Self-build is an important element of the government’s housing strategy; it supports action to help new house building firms and also helps empty and redundant buildings back into productive use.
The measures announced today (17 September 2013) will complement steps the government has already taken to dismantle barriers that hold back self-build projects: limited land availability and reluctance by lenders to provide finance and red tape.
Communities Minister Don Foster announced a series of measures to ensure the self-build market is opened up to those that are earning lower incomes. These include:
New grant funding to be provided for community self-builders
Community self-build and community-led affordable housing projects will for the first time be able to apply for a share of £65 million from the Affordable Homes Guarantees Programme to build the affordable homes they want in their area.
Increasing land for self-build plots by working with councils
New planning practice guidance will be introduced to ensure that councils create the demand for self-build in their area, as well as take steps to assist aspiring self-builders. This will include compiling a local register of people interested in building their own homes so they can be given first priority when new brownfield sites become available.
Removing the unfair taxes from self-builders
New Council Tax discounts will be introduced for self-build family annexes, removing an unfair council tax penalty surcharge. Meanwhile, genuine self-builders will be exempted from paying inappropriate Section 106 tariffs and the community infrastructure levy, which in return will cut the cost of self-build homes by thousands of pounds.
The Freeing up of more redundant public sector land for self-builders
A review of the Homes and Communities Agency’s large number of smaller plots will identify those which are not suitable for large-scale house building, but are perfect for small housing projects like self-build. More property asset data will be published online and the Community Right to Reclaim Land enhanced so self-builders can request redundant public sector land is released and sold for self-build projects.
An end to the misconceptions about self-builds
Mr Foster said the measures would help end the misconception that self-build is the pastime of a privileged elite, rather than a mainstream option. In 2012 to 2013 almost 11,000 new homes were self-built, in an industry worth up to £4 billion for the UK economy.
He explained ministers were determined that anyone with aspirations to build their own home will have the opportunity to do so. He said over the next ten years the self-build industry can double in size.
Communities Minister Don Foster said:
For many people the concept of building your own home means one thing: a fantasy mansion built by people with deep pockets and endless spare time.

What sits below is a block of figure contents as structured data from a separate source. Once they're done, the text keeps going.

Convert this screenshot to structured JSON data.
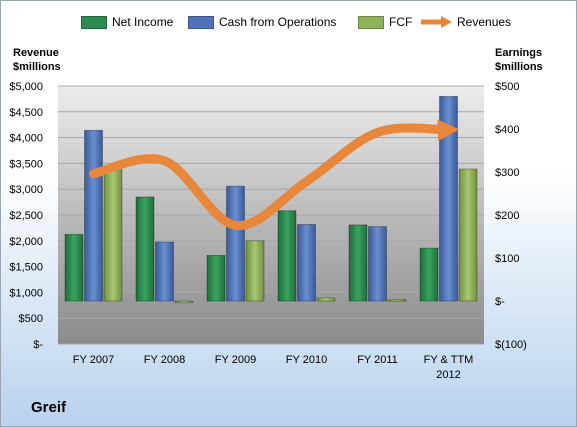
{
  "legend": {
    "net_income": "Net Income",
    "cfo": "Cash from Operations",
    "fcf": "FCF",
    "revenues": "Revenues"
  },
  "left_axis_title": [
    "Revenue",
    "$millions"
  ],
  "right_axis_title": [
    "Earnings",
    "$millions"
  ],
  "company": "Greif",
  "colors": {
    "net_income": "#2e8b4f",
    "cfo": "#4f72b8",
    "fcf": "#8fb35a",
    "revenues": "#e8863a",
    "plot_bg_top": "#e6e6e6",
    "plot_bg_bottom": "#8c8c8c"
  },
  "chart_data": {
    "type": "bar",
    "categories": [
      "FY 2007",
      "FY 2008",
      "FY 2009",
      "FY 2010",
      "FY 2011",
      "FY & TTM 2012"
    ],
    "series": [
      {
        "name": "Net Income",
        "axis": "right",
        "values": [
          155,
          242,
          106,
          210,
          177,
          123
        ]
      },
      {
        "name": "Cash from Operations",
        "axis": "right",
        "values": [
          397,
          137,
          267,
          178,
          173,
          476
        ]
      },
      {
        "name": "FCF",
        "axis": "right",
        "values": [
          305,
          -4,
          140,
          7,
          3,
          307
        ]
      },
      {
        "name": "Revenues",
        "axis": "left",
        "type": "line",
        "values": [
          3300,
          3550,
          2300,
          3150,
          4100,
          4150
        ]
      }
    ],
    "left_axis": {
      "label": "Revenue $millions",
      "range": [
        0,
        5000
      ],
      "ticks": [
        "$-",
        "$500",
        "$1,000",
        "$1,500",
        "$2,000",
        "$2,500",
        "$3,000",
        "$3,500",
        "$4,000",
        "$4,500",
        "$5,000"
      ]
    },
    "right_axis": {
      "label": "Earnings $millions",
      "range": [
        -100,
        500
      ],
      "ticks": [
        "$(100)",
        "$-",
        "$100",
        "$200",
        "$300",
        "$400",
        "$500"
      ]
    },
    "legend_position": "top",
    "grid": true
  }
}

We are determined to end this misconception so anyone with aspirations to build their own home has the opportunity to do so, including people on low incomes.
That is why we will give community-led groups the chance to apply for a share of £65 million to build the affordable homes they want in their area, and introduce other measures to boost access to land and end unfair taxes.
These measures will open the door for hundreds of potential building projects across the country, and consolidate the progress we’ve already made to establish self-build as a mainstream option.
Freeing up more redundant public sector land for self-builders
The government has taken the lead by increasing the opportunities for self-builders to gain access to plots on previously-developed and redundant public sector land. Eight sites have been identified with over 130 plots for self-build development, including a larger site of up to 60 homes at Trevenson Park in Pool, Cornwall.
Working with councils to increase land for self-build plots
The government has been working with councils and developers in order to identify opportunities for self-build housing in their area.
Over 50 councils are already offering assistance to self-builders and bringing forward sites and many developers are also exploring the self-build business model, with over 3,000 individual plots in across the pipeline across various projects in England.
To make the process of getting a self-build mortgage easier
Traditionally, lenders have been reluctant to give self-builders a mortgage before the house is built and valued, so government has been speaking to lenders about doing more for self-builders.
26 lenders are now offering self-build loans and gross self-build lending is predicted to increase by almost half between 2012 and 2015 to £1.9 billion a year.
Funding for community self-builders
Self-builders often find it difficult to raise the initial finance in order to get their projects off the ground, so the government has made £47 million of loans available to help aspiring self-builders and community groups.
Many schemes have been provisionally approved, these including sites in Derbyshire and Peterborough, with further bids expected in the months to come.
Raising awareness around self-builds
The government has helped launch the Self Build Portal, which is a comprehensive advisory site for self-builders, with Kevin McCloud from Channel 4’s “Grand Designs” as the industry champion to raise awareness of self-build as a viable option for people throughout the country.